# Descriptive Statistics
This is used to summarize the data so that we have a quantitative way to understand data. This allows to understand and visualize data qualitatively. We can draw conclusions about the nature of the data. Descriptive statistics is applied to a population and hence can provide measures such as the mean and variance of the data.
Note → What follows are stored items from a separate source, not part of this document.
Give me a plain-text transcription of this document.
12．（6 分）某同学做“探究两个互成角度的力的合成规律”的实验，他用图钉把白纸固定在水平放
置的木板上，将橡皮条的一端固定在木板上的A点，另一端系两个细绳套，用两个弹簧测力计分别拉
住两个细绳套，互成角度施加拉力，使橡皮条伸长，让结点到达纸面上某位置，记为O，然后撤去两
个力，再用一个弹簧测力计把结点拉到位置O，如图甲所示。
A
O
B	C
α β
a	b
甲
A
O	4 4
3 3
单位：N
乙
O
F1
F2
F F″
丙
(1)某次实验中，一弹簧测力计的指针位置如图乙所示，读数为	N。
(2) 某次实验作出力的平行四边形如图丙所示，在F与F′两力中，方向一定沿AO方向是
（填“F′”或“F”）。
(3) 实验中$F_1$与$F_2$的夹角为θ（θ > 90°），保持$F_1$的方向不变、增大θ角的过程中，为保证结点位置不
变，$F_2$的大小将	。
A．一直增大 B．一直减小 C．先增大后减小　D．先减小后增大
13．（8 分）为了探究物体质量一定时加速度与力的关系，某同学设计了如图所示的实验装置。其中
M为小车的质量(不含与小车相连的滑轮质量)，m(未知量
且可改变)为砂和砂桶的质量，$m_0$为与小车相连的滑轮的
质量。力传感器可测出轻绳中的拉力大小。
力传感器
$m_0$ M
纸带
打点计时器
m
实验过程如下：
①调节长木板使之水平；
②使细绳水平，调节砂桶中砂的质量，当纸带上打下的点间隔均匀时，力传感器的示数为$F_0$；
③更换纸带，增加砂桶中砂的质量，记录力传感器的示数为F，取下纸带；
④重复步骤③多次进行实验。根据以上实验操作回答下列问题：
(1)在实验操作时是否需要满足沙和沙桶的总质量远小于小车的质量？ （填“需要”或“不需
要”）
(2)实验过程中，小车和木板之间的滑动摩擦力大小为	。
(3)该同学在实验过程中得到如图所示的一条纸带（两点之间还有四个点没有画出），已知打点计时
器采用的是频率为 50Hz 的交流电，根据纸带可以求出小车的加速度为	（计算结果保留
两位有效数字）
They do not allow us to make predictions about data that we have not analyzed.
## Summary statistics
1. Frequency table (`value_counts` in python `table` in R)
1. count/percentage
2. Barchart/Pie Chart
3. Histograms/ Kernel density plots
# What to look for
1. Outliers
2. Correlations
## relationship between variables
CAT vs Numerical
- side by side box plot
Cat vs Cat
1. bar charts
2. mosaic plot
# Central Tendency aka Mean
$\mu$ - population mean
$\hat{\mu}$ or $\bar{X}$ - sample mean
## Mean
1. Mean (arithmetic)
1. sensitive to outliers
1. trimmed mean
1. `mean(col, trim=0.1)` in R
2. `scipy.stats.trim_mean(a, trim=0.1)` in python
2. Median
1. 1st Quartile (25%)
2. 2nd Quartile (75%)
3. trimmed mean (drop top 5% and bottom 5%)
4. geometric mean
## Variance
- $VAR(aX)=a^2VAR(X)$
- $VAR(a+X)=VAR(X)$
- $VAR(X_1+X_2)=VAR(X_1)+VAR(X_2)$ if $X_1$ and $X_2$ are independent
- $VAR(X_1-X_2)=VAR(X_1)+VAR(X_2)$ if $X_1$ and $X_2$ are independent (not a typo)
# Standard Deviation
$\sigma = \sqrt{\frac{(\sum{(x_i-\bar{X})^2})}{n-1}}$
Why $(n-1)$ ?
- because of degree of freedom
- if you have n data points you calculated the mean of them already. So the last data point will be mean x count - sum of the rest of the data point. So you have only n-1 degrees of freedom
# Correlation
Outlier messes up Pearson's correlation but Spearman's is a little less sensitive
## Pearson's Correlation
Measures the strength and direction of a linear association between two variables
Uses distance between points
## Spearman's Correlation
Measures the strength and direction of a *monotonic* association between two *ranked* variables
Orders from highest to lowest and calculates correlation factor
# Kendall's correlation
# Covariance
Less interesting in applied statistics